ID :
145248
Fri, 10/08/2010 - 10:16
Auther :

$A at record highs, heads towards parity



The Australian dollar is heading towards parity after breaking through 99 US cents
and reaching record highs on Thursday afternoon.
The local unit reached an all time high of 99.00 US cents at 1843 AEDT, according to
IRESS data.
It is the highest point since the currency was floated on foreign exchange markets
in 1983.
The Australian dollar surged more than one and a half US cents after better than
expected employment numbers led to an increased chance of an interest rate rise in
November.
At 1700 AEDT, the Australian dollar was trading at 98.37 US cents, up from
Wednesday's close of 97.20 cents.
But after European markets opened, the local unit continued to climb higher.
Since 0700 AEDT, the local unit traded in a wide range between 97.59 US cents and
99.00 US cents, according to IRESS data.
Australia's unemployment rate was a seasonally adjusted 5.1 per cent in September,
compared with an unrevised 5.1 per cent in August, the Australian Bureau of
Statistics (ABS) said on Thursday.
Total employment rose by 49,500 to 11.324 million in the month, seasonally adjusted.

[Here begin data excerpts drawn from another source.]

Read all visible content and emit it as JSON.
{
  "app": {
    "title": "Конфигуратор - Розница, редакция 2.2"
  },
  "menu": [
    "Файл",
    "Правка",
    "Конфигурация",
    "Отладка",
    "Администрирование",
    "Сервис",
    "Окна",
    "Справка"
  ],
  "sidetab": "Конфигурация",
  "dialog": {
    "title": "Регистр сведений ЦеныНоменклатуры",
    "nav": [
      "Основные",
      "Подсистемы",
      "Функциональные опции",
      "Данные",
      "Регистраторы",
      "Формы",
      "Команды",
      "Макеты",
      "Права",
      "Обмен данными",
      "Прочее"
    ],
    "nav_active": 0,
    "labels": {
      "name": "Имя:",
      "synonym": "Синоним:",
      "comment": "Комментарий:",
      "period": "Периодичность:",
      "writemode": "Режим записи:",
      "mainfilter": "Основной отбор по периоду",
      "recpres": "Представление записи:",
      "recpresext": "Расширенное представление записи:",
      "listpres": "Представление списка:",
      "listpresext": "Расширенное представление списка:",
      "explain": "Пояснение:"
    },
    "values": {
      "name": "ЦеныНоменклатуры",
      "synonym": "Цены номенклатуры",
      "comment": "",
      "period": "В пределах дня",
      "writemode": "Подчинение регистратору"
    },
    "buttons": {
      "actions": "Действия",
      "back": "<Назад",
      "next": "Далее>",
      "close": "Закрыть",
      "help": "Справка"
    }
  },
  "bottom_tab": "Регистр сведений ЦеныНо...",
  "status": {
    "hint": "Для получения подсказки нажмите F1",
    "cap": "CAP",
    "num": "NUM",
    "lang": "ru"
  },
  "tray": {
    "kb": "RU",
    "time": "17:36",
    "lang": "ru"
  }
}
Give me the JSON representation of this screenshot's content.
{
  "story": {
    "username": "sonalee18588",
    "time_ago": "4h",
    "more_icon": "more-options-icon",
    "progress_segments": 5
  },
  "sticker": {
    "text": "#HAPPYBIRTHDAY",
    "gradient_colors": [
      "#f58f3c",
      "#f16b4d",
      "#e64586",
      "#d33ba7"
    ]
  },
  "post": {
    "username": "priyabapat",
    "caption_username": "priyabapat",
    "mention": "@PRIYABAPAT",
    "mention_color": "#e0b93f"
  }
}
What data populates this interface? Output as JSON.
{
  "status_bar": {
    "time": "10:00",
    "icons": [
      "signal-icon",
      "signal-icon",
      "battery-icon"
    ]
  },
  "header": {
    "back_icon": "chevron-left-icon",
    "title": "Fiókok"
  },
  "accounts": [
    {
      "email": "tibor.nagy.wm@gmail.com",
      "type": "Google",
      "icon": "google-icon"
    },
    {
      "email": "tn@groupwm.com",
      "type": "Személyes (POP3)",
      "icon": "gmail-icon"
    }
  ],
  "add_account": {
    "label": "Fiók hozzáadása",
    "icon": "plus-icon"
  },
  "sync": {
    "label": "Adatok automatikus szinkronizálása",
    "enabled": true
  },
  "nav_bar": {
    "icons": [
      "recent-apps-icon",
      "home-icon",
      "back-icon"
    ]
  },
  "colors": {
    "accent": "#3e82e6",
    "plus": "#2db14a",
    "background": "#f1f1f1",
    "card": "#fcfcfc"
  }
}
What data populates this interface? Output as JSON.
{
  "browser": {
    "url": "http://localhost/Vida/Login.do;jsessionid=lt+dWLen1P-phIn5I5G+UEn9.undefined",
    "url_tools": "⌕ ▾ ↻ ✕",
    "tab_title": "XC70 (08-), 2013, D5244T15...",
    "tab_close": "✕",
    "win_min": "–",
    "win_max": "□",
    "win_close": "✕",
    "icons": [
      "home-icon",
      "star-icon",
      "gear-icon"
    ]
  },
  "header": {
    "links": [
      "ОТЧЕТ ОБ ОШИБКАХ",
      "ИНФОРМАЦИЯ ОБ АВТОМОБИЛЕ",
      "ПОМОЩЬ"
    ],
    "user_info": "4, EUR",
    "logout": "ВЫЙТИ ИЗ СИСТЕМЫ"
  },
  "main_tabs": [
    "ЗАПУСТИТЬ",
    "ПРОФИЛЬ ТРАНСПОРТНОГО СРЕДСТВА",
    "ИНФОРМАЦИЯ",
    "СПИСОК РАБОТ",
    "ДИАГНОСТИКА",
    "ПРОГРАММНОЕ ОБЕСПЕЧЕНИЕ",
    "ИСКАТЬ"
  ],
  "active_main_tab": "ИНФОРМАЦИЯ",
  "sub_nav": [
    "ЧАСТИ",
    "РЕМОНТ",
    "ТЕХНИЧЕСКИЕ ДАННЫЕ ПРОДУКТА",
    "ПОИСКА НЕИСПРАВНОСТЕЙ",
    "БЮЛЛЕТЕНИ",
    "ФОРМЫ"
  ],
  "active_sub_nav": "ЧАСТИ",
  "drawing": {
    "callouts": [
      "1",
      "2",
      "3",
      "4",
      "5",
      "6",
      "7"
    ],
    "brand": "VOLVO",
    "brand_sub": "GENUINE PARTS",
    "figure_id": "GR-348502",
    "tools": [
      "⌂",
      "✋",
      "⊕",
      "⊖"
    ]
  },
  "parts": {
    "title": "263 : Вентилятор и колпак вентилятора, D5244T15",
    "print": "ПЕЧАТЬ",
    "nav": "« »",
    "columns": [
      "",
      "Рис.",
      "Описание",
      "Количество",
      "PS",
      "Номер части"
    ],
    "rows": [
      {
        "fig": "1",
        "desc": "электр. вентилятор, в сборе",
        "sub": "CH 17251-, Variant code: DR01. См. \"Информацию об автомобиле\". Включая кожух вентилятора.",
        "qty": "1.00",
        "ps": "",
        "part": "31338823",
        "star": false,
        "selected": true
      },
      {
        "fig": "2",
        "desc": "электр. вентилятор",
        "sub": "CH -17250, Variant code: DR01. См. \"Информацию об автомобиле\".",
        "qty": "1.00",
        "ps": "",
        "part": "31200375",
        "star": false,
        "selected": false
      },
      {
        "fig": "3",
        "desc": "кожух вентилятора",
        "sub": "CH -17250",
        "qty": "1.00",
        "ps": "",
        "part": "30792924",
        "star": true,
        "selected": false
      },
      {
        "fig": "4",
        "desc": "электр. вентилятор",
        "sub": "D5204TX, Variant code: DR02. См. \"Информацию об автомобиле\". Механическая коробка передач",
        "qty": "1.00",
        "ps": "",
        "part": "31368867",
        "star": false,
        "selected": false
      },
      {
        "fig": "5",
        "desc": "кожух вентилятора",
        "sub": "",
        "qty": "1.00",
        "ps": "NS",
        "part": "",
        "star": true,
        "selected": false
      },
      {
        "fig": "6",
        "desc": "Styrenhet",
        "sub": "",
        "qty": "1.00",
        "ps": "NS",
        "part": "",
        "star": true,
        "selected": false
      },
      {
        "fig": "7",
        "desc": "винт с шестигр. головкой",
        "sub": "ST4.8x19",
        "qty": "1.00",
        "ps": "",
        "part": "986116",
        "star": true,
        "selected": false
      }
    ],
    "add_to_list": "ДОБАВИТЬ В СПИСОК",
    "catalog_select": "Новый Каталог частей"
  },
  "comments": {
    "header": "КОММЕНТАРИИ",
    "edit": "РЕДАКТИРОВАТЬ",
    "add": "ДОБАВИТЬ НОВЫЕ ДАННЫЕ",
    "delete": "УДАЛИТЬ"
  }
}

The local unit jumped 0.8 of a US cent on the release of the local employment report
at 1130 AEDT.
National Australia Bank head of research Peter Jolly said the better than expected
employment figures had put a November interest rate hike "back in play" for the
Reserve Bank of Australia (RBA).
"It seems that we are destined to have a crack at parity," Mr Jolly said.
"On Tuesday, the RBA surprised and the currency came off, and today we had a very
strong employment report for September and that has seen the market price back in a
much greater chance the RBA will hike in November".
The futures market has now priced in a 65 per cent chance of a rate hike in November.
At 1700 AEDT, the Australian dollar was at 81.49 Japanese yen, up from Wednesdays's
close of 80.84 yen, and at 70.65 euro cents, up from its previous close of 70.20.
The euro finished at 1.3922 US dollars, up from 1.3844 US dollars, and at 115.34
yen, up from 115.13.
The US dollar was at 82.84 Japanese yen, down from 83.18 yen.
The Australian bond market ended weaker as the chance of an interest rate hike next
month increased on the release of the stronger than expected local employment
figures.
At 1630 AEDT on Thursday on the Sydney Futures Exchange, the December 10-year bond
futures contract was at 94.925 (implying a yield of 5.075 per cent), down from
94.960 (4.040 per cent).
The December three-year bond futures contract was at 95.020 (4.980 per cent), down
from 95.150 (4.850 per cent).
RBC Capital Markets senior economist Su-Lin Ong said traders were now pricing in a
better than even chance of the RBA raising interest rates above the current level of
4.5 per cent at its next board meeting.
"There was a pretty sharp sell off in bond markets following that very strong
employment data," Ms Ong said.
She said the market ended about 17 points lower.
"The front end was leading the way, it was sharply flatter on the day.
"Markets moved pretty quickly to increase the odds of an interest rate hike in
November."
The 90-day bank bill closed at 4.810 per cent, up from Wednesday's close of 4.790,
while the 180-day bank bill rate was at 5.040, up from 4.990.
The trade weighted index from the RBA was 73.5, up from its previous close of 72.7.